Don't fear fire...Be Prepared!

  • Plan your response around your abilities.
  • Ask your fire department to help with an escape plan and for tips on maintaining smoke alarms.
  • Involve family members and neighbours in practicing your escape plan.

Fire Safety Tips for Seniors

Tips to Remember:

  • Never smoke in bed or near upholstered or flammable material.
  • Sleeping with the bedroom door closed will give more time to escape if a fire occurs.
  • Keep space heaters well ventilated and at least three feet away from combustibles.
  • Extension cords are for temporary use only and should never be used with space heaters or electric blankets.
  • Never run electrical cords under a carpet or rug.
  • Make sure there is a working smoke alarm on every floor in the home and outside the sleeping areas.
  • Have a friend or relative test your smoke alarm while you are sleeping to make sure you can hear it.
  • Once a month, test the battery by pushing the test button or drifting smoke from a snuffed out candle under the alarm.
  • Once a year, replace the smoke alarm battery.
  • Clean the smoke alarm unit by gently vacuuming with the soft brush attachment.
  • Replace smoke alarms that are more than 10 years old.

Fire Escape Planning

  • Develop and practice a fire escape plan.
  • Know how to escape from every level of your home.
  • Make sure all doors and windows can be unlocked and opened.

In Case of Fire

  • Get out and stay out.
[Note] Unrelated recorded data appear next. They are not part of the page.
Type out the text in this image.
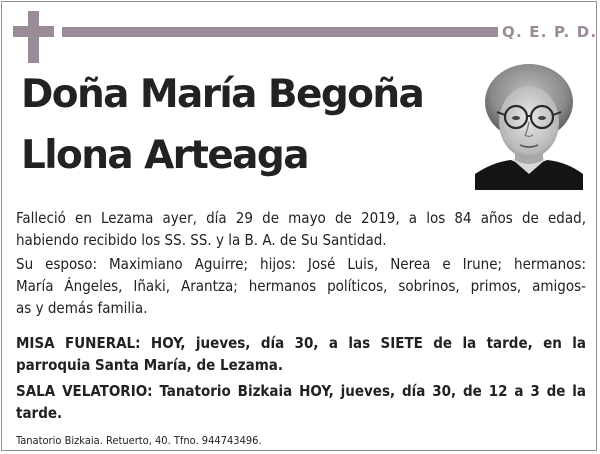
Q. E. P. D.
Doña María Begoña
Llona Arteaga
Falleció en Lezama ayer, día 29 de mayo de 2019, a los 84 años de edad,
habiendo recibido los SS. SS. y la B. A. de Su Santidad.
Su esposo: Maximiano Aguirre; hijos: José Luis, Nerea e Irune; hermanos:
María Ángeles, Iñaki, Arantza; hermanos políticos, sobrinos, primos, amigos-
as y demás familia.
MISA FUNERAL: HOY, jueves, día 30, a las SIETE de la tarde, en la
parroquia Santa María, de Lezama.
SALA VELATORIO: Tanatorio Bizkaia HOY, jueves, día 30, de 12 a 3 de la
tarde.
Tanatorio Bizkaia. Retuerto, 40. Tfno. 944743496.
NEVER GO BACK INTO A BURNING BUILDING!
  • Crawl near the floor to the nearest exit maintaining contact with the wall.
  • DO NOT OPEN A DOOR IF IT IS HOT TO THE TOUCH! Use second way out to safety.
  • If the door and knob are cool, open the door slowly. Be prepared to close it if smoke and heat rush in.
  • Should you get trapped, put as many closed doors as possible between you and the fire; seal all cracks in doors and windows with towels or bedding.
  • If clothing catches on fire, STOP where you are: DROP gently to the ground and cover your face with your hands and ROLL back and forth to put out the flames.
  • Cool burns in cool running water (under the tap) for 10 to 15 minutes.